Upon his arrival in Washington, Goode, having served on the Virginia Senate’s Finance Committee, was apparently miffed that he was not appointed to the powerful House Appropriations Committee as a freshman. Most close observers, however, identify the Republican takeover of both houses of the Virginia legislature as the motivating factor in Goode’s move to the Republican conference. As Republicans would be drawing the lines of Congressional districts and Goode’s home county was in a geographically precarious location, one individual who served with Goode in the legislature said, “I knew he was going to switch and that he’d switch before reapportionment. I just wondered how he was going to maneuver to make it happen.”
As a Republican, Goode’s strange ideological wanderings continued. Traditionally, most of Virginia’s Republican Congressmen for the last 40 years (i.e. Caldwell Butler, Stan Parris, Herb Bateman, Tom Bliley, Frank Wolfe) have been quite conservative but within the mainstream of the conservative movement and their fellow House colleagues. Rather than embrace this tradition, Goode affiliated himself with a small faction of House Republicans including such individuals as Ron Paul, Tom Tancredo, B-1 Bob Dornan, Roscoe P. Bartlett and Randy “Duke” Cunningham – a group more known for making “colorful” comments during morning hour speeches or to cable news shows than for legislative acumen or accomplishment.
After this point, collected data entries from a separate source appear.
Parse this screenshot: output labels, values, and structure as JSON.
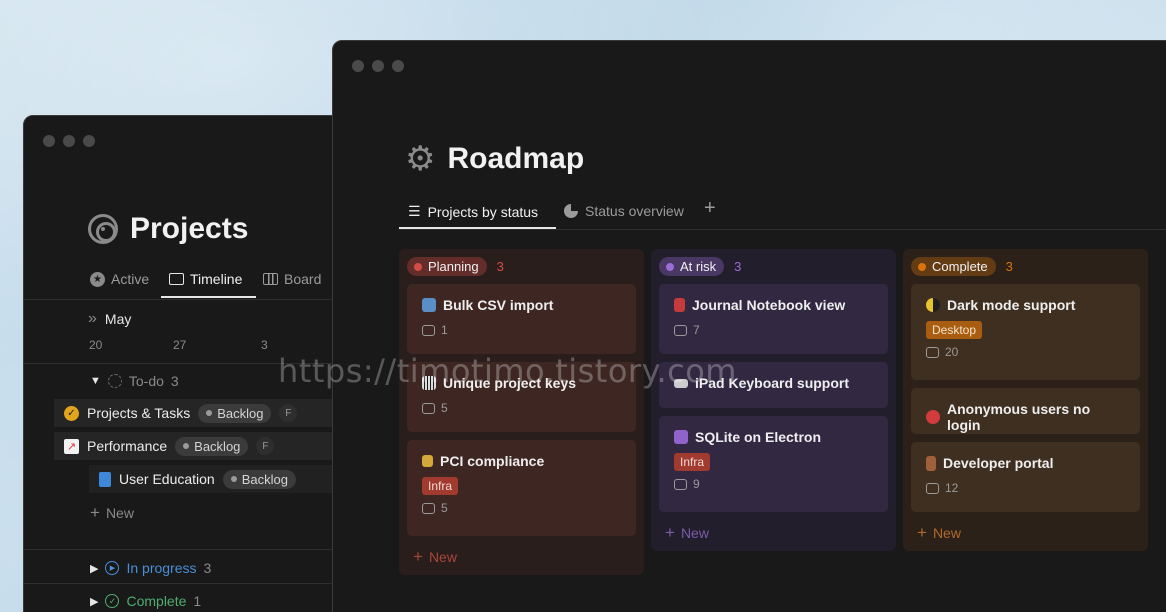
{
  "projects": {
    "title": "Projects",
    "tabs": [
      {
        "label": "Active"
      },
      {
        "label": "Timeline"
      },
      {
        "label": "Board"
      }
    ],
    "month": "May",
    "days": [
      "20",
      "27",
      "3"
    ],
    "todo": {
      "label": "To-do",
      "count": "3"
    },
    "rows": [
      {
        "name": "Projects & Tasks",
        "status": "Backlog",
        "fav": "F"
      },
      {
        "name": "Performance",
        "status": "Backlog",
        "fav": "F"
      },
      {
        "name": "User Education",
        "status": "Backlog"
      }
    ],
    "new_label": "New",
    "in_progress": {
      "label": "In progress",
      "count": "3"
    },
    "complete": {
      "label": "Complete",
      "count": "1"
    }
  },
  "roadmap": {
    "title": "Roadmap",
    "tabs": [
      {
        "label": "Projects by status"
      },
      {
        "label": "Status overview"
      }
    ],
    "add_tab": "+",
    "columns": [
      {
        "status": "Planning",
        "count": "3",
        "color": "#d44c47",
        "bg": "#2a1e1c",
        "cardbg": "#3e2723",
        "cards": [
          {
            "icon": "sync-icon",
            "iconColor": "#5a8ec7",
            "title": "Bulk CSV import",
            "comments": "1"
          },
          {
            "icon": "piano-icon",
            "iconColor": "#dddddd",
            "title": "Unique project keys",
            "comments": "5"
          },
          {
            "icon": "lock-icon",
            "iconColor": "#d4a93c",
            "title": "PCI compliance",
            "chip": "Infra",
            "chipColor": "#a13a2f",
            "comments": "5"
          }
        ],
        "new": "New"
      },
      {
        "status": "At risk",
        "count": "3",
        "color": "#9a6dd7",
        "bg": "#231e2b",
        "cardbg": "#332842",
        "cards": [
          {
            "icon": "book-icon",
            "iconColor": "#c53b3b",
            "title": "Journal Notebook view",
            "comments": "7"
          },
          {
            "icon": "keyboard-icon",
            "iconColor": "#cccccc",
            "title": "iPad Keyboard support"
          },
          {
            "icon": "atom-icon",
            "iconColor": "#8f63c9",
            "title": "SQLite on Electron",
            "chip": "Infra",
            "chipColor": "#a13a2f",
            "comments": "9"
          }
        ],
        "new": "New"
      },
      {
        "status": "Complete",
        "count": "3",
        "color": "#d9730d",
        "bg": "#2b2119",
        "cardbg": "#3f2f21",
        "cards": [
          {
            "icon": "moon-icon",
            "iconColor": "#e8c32e",
            "title": "Dark mode support",
            "chip": "Desktop",
            "chipColor": "#a85d10",
            "comments": "20"
          },
          {
            "icon": "no-entry-icon",
            "iconColor": "#d23c3c",
            "title": "Anonymous users no login"
          },
          {
            "icon": "door-icon",
            "iconColor": "#a0603a",
            "title": "Developer portal",
            "comments": "12"
          }
        ],
        "new": "New"
      }
    ]
  },
  "watermark": "https://timotimo.tistory.com"
}
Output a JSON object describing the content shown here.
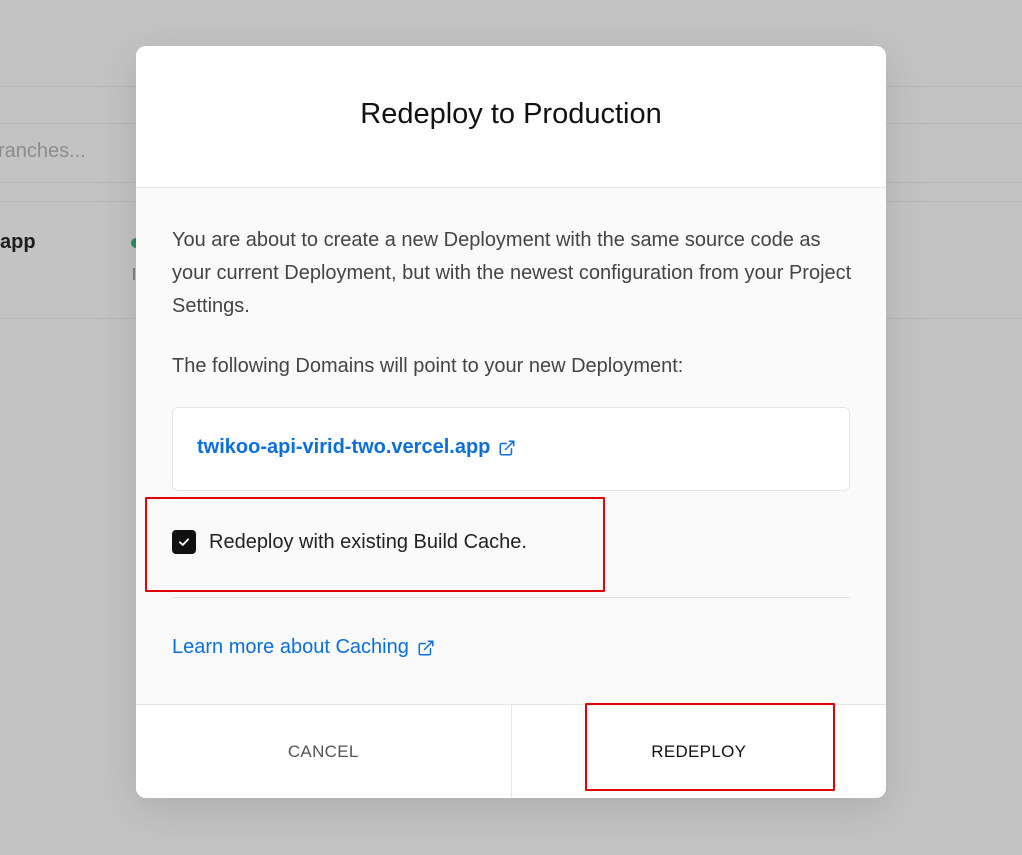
{
  "background": {
    "search_placeholder_fragment": "ranches...",
    "project_name_fragment": "app"
  },
  "modal": {
    "title": "Redeploy to Production",
    "description": "You are about to create a new Deployment with the same source code as your current Deployment, but with the newest configuration from your Project Settings.",
    "domains_intro": "The following Domains will point to your new Deployment:",
    "domains": [
      {
        "label": "twikoo-api-virid-two.vercel.app",
        "icon": "external-link-icon"
      }
    ],
    "build_cache": {
      "label": "Redeploy with existing Build Cache.",
      "checked": true
    },
    "learn_more": {
      "label": "Learn more about Caching",
      "icon": "external-link-icon"
    },
    "buttons": {
      "cancel": "CANCEL",
      "redeploy": "REDEPLOY"
    }
  },
  "colors": {
    "link": "#0b6fdb",
    "highlight": "#e30000",
    "overlay": "#c3c3c3"
  }
}
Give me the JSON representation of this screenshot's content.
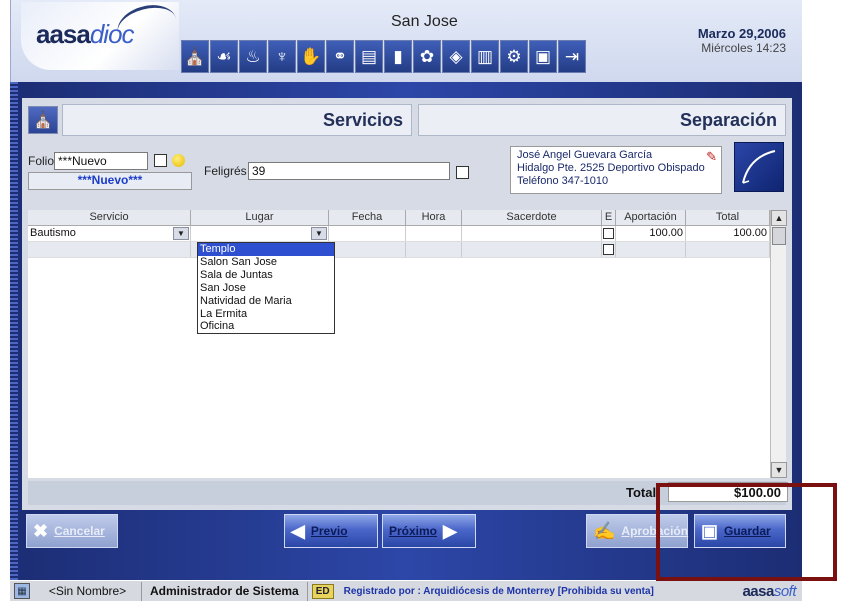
{
  "header": {
    "logo_main": "aasa",
    "logo_accent": "dioc",
    "title": "San Jose",
    "date_line1": "Marzo 29,2006",
    "date_line2": "Miércoles  14:23",
    "toolbar_icons": [
      "church-icon",
      "hands-icon",
      "flame-icon",
      "chalice-icon",
      "handshake-icon",
      "rings-icon",
      "book-icon",
      "chart-icon",
      "globe-icon",
      "folder-icon",
      "books-icon",
      "gears-icon",
      "computer-icon",
      "exit-door-icon"
    ]
  },
  "section": {
    "left_title": "Servicios",
    "right_title": "Separación"
  },
  "form": {
    "folio_label": "Folio",
    "folio_value": "***Nuevo",
    "folio_display": "***Nuevo***",
    "feligres_label": "Feligrés",
    "feligres_value": "39",
    "address_line1": "José Angel Guevara García",
    "address_line2": "Hidalgo Pte. 2525 Deportivo Obispado",
    "address_line3": "Teléfono 347-1010"
  },
  "grid": {
    "columns": [
      "Servicio",
      "Lugar",
      "Fecha",
      "Hora",
      "Sacerdote",
      "E",
      "Aportación",
      "Total"
    ],
    "rows": [
      {
        "servicio": "Bautismo",
        "lugar": "",
        "fecha": "",
        "hora": "",
        "sacerdote": "",
        "aportacion": "100.00",
        "total": "100.00"
      }
    ],
    "lugar_options": [
      "Templo",
      "Salon San Jose",
      "Sala de Juntas",
      "San Jose",
      "Natividad de Maria",
      "La Ermita",
      "Oficina"
    ],
    "selected_option": "Templo"
  },
  "totals": {
    "label": "Total",
    "value": "$100.00"
  },
  "buttons": {
    "cancel": "Cancelar",
    "prev": "Previo",
    "next": "Próximo",
    "approve": "Aprobación",
    "save": "Guardar"
  },
  "status": {
    "user": "<Sin Nombre>",
    "role": "Administrador de Sistema",
    "ed": "ED",
    "registered": "Registrado por : Arquidiócesis de Monterrey  [Prohibida su venta]",
    "brand_main": "aasa",
    "brand_accent": "soft"
  }
}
Apparently, it was during this time that Goode developed his fixation with a “close the borders” immigration policy, construction of the Great Wall of Mexico, and strong distaste for, and fear of, persons of the Islamic faith – legislative priorities that apparently a majority of his economically challenged district did not find especially relevant to their everyday lives in November of 2008. Indeed, when Goode left Congress after serving for 12 years, he did so without a single, notable legislative achievement to his name.
And so, Mr. Goode arrives at GMU having traveled a long way from his days as a Henry Howell independent, his heated rhetoric branding one of Virginia’s most honorable and honored conservative Governors as a racist and even his first congressional campaign. What a long strange trip it’s been.
Rachael| 4.30.09 @ 5:25PM
Wow Jeffersonian. That is really interesting. I never could make sense of the way he voted and he always seemed like a self-interested creep, but i never took the time to put it all together. I can't believe he supported Carter and now has completely changed his tune. Maybe he has multiple personality disorder or something.
I didn't think it was possible, but he creeps me out more now then he did before.